Prospects for introducing genetically modified (GM) wheat in the U.S. haven't improved since Monsanto shelved its research and development plans one year ago, according to Robert Wisner, a leading grain market economist.
Introduction of genetically modified wheat in the U.S. still risks the loss of up to half U.S. wheat export markets and a one-third drop in price, according to the latest update of an October 2003 report, Market Risks of Genetically Modified Wheat, released Tuesday by Wisner, also a university professor of economics at Iowa State University.
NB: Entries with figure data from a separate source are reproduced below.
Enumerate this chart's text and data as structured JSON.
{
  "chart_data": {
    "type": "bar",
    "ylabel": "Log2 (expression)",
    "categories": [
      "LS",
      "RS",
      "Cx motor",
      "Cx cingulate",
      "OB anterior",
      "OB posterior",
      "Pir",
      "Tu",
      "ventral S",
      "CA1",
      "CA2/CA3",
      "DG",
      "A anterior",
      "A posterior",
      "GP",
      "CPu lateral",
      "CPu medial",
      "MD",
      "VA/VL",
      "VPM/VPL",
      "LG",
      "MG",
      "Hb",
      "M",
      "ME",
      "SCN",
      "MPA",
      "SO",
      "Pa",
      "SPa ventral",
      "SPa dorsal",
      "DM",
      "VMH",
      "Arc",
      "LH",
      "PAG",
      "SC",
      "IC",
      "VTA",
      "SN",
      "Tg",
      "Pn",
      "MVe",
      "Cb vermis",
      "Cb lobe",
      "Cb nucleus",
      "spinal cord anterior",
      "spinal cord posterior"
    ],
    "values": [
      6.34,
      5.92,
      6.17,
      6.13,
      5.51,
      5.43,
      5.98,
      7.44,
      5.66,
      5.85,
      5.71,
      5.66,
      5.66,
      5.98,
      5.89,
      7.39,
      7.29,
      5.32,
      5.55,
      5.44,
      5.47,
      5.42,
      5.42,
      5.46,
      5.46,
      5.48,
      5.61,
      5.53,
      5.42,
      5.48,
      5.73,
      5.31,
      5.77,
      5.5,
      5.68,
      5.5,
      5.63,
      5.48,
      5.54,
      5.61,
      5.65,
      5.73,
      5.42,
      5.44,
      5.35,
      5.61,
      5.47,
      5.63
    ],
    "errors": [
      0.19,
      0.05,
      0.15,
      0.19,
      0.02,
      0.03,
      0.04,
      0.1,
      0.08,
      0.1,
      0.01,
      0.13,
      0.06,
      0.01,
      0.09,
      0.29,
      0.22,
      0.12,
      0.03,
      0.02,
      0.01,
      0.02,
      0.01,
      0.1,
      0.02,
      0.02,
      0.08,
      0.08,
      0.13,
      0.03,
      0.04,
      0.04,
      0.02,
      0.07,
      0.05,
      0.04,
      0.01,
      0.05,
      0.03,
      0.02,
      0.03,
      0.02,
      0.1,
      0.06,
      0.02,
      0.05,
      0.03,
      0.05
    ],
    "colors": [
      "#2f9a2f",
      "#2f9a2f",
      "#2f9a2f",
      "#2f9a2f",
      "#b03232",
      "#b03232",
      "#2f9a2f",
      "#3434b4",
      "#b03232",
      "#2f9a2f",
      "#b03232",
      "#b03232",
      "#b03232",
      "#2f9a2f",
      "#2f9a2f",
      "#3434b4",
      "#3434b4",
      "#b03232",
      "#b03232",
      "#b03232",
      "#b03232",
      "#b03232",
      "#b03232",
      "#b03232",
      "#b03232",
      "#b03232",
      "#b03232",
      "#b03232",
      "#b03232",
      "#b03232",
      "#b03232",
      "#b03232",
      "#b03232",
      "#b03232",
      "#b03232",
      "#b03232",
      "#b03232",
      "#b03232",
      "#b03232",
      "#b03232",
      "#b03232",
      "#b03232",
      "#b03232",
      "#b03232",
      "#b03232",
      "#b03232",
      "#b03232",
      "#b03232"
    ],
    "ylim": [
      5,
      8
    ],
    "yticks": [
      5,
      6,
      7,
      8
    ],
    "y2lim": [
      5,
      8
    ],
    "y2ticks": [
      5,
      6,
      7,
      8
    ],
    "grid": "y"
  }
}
"One year after Monsanto's decision, consumers in Europe and Asia remain resistant to GM crops," says Todd Leake, a wheat grower from Grand Forks, N.D., and Western Organization of Resource Councils (WORC) spokesperson. "Introducing GM wheat would open the door for our competitors to take more of the export market and depress prices paid to U.S. wheat growers."
The report covers policy changes, trends, and other developments that may affect market risk, including:
- Some European Union (EU) policies on GM crops and food are changing, but so far, consumer attitudes have not.
- Ten central and eastern European nations joined the EU, increasing the number of countries with food labeling programs. Labeling allows consumers in these countries to show their preferences about GM food to food companies, wheat producers and to the seed industry.
- Syngenta is developing fusarium-resistant GM wheat, but will not release it for six years or more. Consumers overseas may be as resistant to Syngenta's GM wheat as to Monsanto's.
- Monsanto developed GM hard red spring wheat to resist the commonly used Round-UpÂ® herbicide. The company indefinitely postponed release of its GM wheat in May 2004, compelled by the market resistance documented by Wisner's original report.
Also this week the cotton, corn and soybean industries celebrated the billionth acre of biotech crops planted. When asked when biotech wheat will find its way into production systems, Truth About Trade and Technology Chairman Dean Kleckner said it will probably be another couple of years before wheat producers will be able to use biotechnology.